A Weekly Advocacy Message from Mary Woolley: A Bias for Action

Mary Woolley

Dear Research Advocate:

Advocacy works! The Senate narrowly voted down (48-50) advancing the president’s rescissions package to the Senate floor, this preserving $800 million that otherwise would have been stripped from the Center for Medicare and Medicaid Innovation (CMMI). A special thanks to the Network for Excellence in Health Innovation (NEHI) and to other terrific advocates who helped make the case against the CMMI cut.

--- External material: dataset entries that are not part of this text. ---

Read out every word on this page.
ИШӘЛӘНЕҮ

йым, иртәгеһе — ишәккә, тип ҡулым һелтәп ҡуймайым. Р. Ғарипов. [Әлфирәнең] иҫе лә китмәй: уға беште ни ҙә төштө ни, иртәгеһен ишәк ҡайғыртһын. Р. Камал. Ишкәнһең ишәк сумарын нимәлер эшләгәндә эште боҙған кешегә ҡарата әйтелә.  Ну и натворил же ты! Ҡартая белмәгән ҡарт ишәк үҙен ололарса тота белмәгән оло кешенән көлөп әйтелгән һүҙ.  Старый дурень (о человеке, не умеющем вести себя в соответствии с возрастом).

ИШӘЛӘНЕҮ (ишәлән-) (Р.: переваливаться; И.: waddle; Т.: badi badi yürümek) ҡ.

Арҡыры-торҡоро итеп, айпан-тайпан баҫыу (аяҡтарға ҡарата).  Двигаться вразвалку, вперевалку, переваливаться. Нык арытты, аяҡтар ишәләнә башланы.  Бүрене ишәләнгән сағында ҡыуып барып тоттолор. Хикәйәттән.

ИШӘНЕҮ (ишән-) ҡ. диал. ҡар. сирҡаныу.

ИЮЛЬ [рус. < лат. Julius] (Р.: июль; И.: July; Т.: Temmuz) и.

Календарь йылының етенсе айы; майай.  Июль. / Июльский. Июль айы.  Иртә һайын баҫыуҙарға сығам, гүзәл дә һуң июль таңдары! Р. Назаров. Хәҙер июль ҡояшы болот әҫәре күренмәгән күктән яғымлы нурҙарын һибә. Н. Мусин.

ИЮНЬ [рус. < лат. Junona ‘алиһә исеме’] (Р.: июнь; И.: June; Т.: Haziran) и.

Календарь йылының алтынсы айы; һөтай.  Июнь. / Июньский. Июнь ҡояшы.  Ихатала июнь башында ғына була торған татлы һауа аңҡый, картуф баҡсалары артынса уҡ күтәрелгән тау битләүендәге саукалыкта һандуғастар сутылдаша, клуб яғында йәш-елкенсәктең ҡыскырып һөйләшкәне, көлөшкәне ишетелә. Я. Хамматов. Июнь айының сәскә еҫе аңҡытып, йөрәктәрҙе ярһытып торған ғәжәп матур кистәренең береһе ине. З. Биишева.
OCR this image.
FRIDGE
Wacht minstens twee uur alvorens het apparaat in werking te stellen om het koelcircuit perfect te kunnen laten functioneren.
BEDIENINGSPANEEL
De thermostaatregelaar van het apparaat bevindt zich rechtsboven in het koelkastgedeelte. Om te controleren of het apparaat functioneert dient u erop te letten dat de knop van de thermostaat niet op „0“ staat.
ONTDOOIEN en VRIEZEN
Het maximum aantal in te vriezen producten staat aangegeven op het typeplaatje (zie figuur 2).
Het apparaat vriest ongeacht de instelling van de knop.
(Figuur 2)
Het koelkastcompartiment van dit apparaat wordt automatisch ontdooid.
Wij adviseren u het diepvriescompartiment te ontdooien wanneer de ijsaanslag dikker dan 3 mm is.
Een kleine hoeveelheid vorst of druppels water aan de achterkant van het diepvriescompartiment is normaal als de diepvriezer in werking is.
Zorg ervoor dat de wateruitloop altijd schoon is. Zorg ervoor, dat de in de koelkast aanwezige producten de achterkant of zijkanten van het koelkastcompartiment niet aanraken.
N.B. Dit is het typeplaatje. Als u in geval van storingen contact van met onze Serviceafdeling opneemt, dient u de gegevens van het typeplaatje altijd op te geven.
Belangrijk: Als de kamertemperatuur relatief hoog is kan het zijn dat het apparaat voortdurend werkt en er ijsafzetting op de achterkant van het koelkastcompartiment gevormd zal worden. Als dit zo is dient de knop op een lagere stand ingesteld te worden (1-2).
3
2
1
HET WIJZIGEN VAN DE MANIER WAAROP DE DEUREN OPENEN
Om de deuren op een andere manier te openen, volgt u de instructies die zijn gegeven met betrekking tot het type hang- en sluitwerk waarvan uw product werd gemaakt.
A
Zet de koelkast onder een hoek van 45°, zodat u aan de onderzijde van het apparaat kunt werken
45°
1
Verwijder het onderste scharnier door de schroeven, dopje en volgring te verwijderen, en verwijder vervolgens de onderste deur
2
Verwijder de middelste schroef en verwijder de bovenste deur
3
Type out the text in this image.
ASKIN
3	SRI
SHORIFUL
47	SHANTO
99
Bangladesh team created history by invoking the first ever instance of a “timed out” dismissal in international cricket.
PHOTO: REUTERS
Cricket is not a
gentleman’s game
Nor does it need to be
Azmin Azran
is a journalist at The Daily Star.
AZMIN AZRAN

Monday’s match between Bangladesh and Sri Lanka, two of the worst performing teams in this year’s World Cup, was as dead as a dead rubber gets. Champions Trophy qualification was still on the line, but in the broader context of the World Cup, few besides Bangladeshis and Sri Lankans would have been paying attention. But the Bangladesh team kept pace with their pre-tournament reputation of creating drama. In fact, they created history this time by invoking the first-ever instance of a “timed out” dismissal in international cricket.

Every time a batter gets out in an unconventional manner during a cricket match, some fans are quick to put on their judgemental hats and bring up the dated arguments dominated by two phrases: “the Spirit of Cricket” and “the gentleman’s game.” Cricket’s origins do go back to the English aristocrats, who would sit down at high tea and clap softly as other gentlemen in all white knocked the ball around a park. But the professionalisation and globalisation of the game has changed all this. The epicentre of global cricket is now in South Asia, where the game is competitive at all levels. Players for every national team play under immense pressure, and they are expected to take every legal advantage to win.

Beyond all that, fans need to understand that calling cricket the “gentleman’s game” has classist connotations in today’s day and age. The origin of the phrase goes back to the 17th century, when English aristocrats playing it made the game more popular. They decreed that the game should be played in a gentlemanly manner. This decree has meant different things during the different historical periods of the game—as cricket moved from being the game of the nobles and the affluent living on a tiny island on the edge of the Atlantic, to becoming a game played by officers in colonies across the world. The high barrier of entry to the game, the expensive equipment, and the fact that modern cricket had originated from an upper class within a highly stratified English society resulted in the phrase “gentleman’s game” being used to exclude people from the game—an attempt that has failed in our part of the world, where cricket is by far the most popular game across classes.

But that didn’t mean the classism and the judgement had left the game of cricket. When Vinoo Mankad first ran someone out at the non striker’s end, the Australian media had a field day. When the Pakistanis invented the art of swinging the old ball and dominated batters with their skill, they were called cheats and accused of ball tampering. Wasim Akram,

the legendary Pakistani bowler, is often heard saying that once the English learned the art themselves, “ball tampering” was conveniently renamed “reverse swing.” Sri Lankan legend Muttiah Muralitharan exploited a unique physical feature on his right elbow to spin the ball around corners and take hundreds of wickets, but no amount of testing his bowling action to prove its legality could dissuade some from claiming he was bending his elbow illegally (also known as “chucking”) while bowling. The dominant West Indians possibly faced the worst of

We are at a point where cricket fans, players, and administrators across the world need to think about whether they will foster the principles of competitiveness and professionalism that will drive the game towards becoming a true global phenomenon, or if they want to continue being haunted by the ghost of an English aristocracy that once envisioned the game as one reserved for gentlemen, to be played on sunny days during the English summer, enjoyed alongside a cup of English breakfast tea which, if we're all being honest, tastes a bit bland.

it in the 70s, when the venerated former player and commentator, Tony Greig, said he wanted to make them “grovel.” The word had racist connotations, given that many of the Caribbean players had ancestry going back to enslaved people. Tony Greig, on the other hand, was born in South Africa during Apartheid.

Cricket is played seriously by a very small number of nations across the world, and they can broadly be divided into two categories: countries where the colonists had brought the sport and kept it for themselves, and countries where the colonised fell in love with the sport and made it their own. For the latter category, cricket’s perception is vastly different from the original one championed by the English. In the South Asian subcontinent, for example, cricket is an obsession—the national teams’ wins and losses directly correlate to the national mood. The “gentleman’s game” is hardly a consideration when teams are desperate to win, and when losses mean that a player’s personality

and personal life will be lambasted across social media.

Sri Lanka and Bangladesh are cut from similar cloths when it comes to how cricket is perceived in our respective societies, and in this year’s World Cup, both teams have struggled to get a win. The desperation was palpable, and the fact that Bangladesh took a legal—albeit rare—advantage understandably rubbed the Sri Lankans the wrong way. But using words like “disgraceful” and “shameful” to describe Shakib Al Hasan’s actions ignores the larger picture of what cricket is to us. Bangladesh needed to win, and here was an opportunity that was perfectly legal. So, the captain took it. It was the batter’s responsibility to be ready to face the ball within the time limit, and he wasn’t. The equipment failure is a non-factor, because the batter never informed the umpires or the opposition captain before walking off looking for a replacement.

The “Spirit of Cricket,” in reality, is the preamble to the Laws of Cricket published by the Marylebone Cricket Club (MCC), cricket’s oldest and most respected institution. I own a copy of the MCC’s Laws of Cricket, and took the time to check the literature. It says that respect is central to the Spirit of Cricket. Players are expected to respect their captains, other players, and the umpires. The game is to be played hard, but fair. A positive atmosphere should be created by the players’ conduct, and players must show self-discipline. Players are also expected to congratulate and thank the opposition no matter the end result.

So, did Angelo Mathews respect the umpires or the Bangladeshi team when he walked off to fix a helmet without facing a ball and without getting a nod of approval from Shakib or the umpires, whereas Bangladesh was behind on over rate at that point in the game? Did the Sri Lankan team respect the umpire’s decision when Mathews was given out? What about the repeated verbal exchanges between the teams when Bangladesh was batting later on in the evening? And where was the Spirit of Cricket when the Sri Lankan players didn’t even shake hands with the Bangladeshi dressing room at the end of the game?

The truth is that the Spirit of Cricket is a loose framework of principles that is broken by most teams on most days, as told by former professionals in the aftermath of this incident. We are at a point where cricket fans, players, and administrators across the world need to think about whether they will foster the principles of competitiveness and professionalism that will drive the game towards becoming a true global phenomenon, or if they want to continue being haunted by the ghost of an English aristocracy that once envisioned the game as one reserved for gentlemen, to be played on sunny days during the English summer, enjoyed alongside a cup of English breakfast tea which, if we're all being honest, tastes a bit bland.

The Senate Appropriations Committee has approved $8.1 billion for FY19 National Science Foundation funding, a 3.9% increase over FY18. While this number is slightly below the House-approved $8.175 billion, given that the overall increase to non-defense discretionary (NDD) funding is nominal in FY19, the Senate number is still a science victory!   Research!America sent a thank you note to “CJS” Subcommittee Chairman Jerry Moran (R-KS) and Ranking Member Jeanne Shaheen (D-NH). I hope you will also consider doing the same or thanking the committee members via Twitter. Here is a link to the Twitter handles and sample tweets.

This afternoon, President Trump released his government reorganization plan. We are just beginning to digest it, but there appear to be two proposals related to NIH (see page 125) that are similar in nature to the administrative and consolidation plans in the president’s various budget proposals. The House Oversight Committee is holding a hearing on the president’s reorganization plan next Wednesday. Stay tuned...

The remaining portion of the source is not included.